Makassar (ANTARA News) - Kerusakan hutan bakau atau mangrove di Provinsi Sulawesi Selatan mencapai 70 persen, yang sebagian besar disebabkan konversi lahan ke sektor tambang dan pembukaan lahan pertanian.

Perwakilan Mangrove Action Project-International, Roy R. Robin Lewis III mengungkapkan hal tersebut saat memberi pelatihan bagi pemangku kepentingan dan masyarakat pemukim sekitar lahan mangrove di Makassar, Jumat.

Menurutnya, kerusakan memanjang dari wilayah pesisir pantai barat yang mencakup Kabupaten Pangkep, Maros, Takalar, hingga ke wilayah pantai timur, mulai dari Kabupaten Sinjai hingga daerah Luwu Raya. Luas total lahan mangrove di Sulsel mencapai sekitar 26 ribu hektare.

"Untuk skala nasional, kerusakan sudah mencapai 60 persen. Sebenarnya secara kesejarahan 25 persen wilayah Indonesia cocok untuk lahan bakau. Tapi melihat situasi saat ini dari berbagai aspek, sekarang hanya tinggal 10 persen," ujarnya.

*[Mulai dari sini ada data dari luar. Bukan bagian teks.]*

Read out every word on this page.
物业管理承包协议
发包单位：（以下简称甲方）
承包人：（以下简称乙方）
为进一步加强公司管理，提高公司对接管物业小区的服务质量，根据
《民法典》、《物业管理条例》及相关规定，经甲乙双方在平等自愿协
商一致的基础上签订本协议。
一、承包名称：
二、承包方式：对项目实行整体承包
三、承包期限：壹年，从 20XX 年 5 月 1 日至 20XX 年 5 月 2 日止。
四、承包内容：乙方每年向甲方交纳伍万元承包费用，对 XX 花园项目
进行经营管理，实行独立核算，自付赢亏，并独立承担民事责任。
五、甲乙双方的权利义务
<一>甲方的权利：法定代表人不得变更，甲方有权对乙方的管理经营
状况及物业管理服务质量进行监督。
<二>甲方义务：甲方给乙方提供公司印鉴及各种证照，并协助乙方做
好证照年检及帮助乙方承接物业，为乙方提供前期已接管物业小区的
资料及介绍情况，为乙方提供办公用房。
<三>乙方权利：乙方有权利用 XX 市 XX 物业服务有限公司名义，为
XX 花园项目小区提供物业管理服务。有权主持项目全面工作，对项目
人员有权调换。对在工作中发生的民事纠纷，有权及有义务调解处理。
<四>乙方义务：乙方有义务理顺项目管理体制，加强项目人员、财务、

Robin menambahkan, sebagai langkah awal pencegahan peningkatan level kerusakan, pihaknya saat ini melatih sejumlah pemangku kepentingan kelestarian ekosistem mangrove di Sulsel. Mereka berasal dari kalangan akademisi, pemerintah dan masyarakat di sekitar ekosistem.

Dalam pelatihan tersebut, mereka dilatih enam tahapan sistem penanaman mangrove, yang mempertimbangkan aspek sosial ekonomi, hidrologi, dan prosedur penanaman.

"Kebanyakan dari kita hanya tahu bahwa mengrove bisa ditanam dan tumbuh dengan mudah di semua wilayah yang mengalami degradasi. Tapi tidak begitu sebenarnya. Ada sejumlah langkah yang harus dipertimbangkan agar tanaman itu efektif memberikan hasil bagi kehidupan umat manusia," katanya.

Wilayah yang akan dijadikan percontohan restorasi lahan yakni di Tana Keke, Kabupaten Takalar seluas 400 hektare. Pada tahap selanjutnya, program akan diimplementasikan di tiga kabupaten lainnya, yakni Kabupaten Maros, Pangkep dan Barru.

"Metode ini baru enam bulan terakhir diuji-coba di Sulsel. Di Sulawesi Utara sudah sejak 10 tahun lalu. Percobaan pertama kami dilakukan di Florida, Amerika Serikat, sejak tahun 1989," katanya.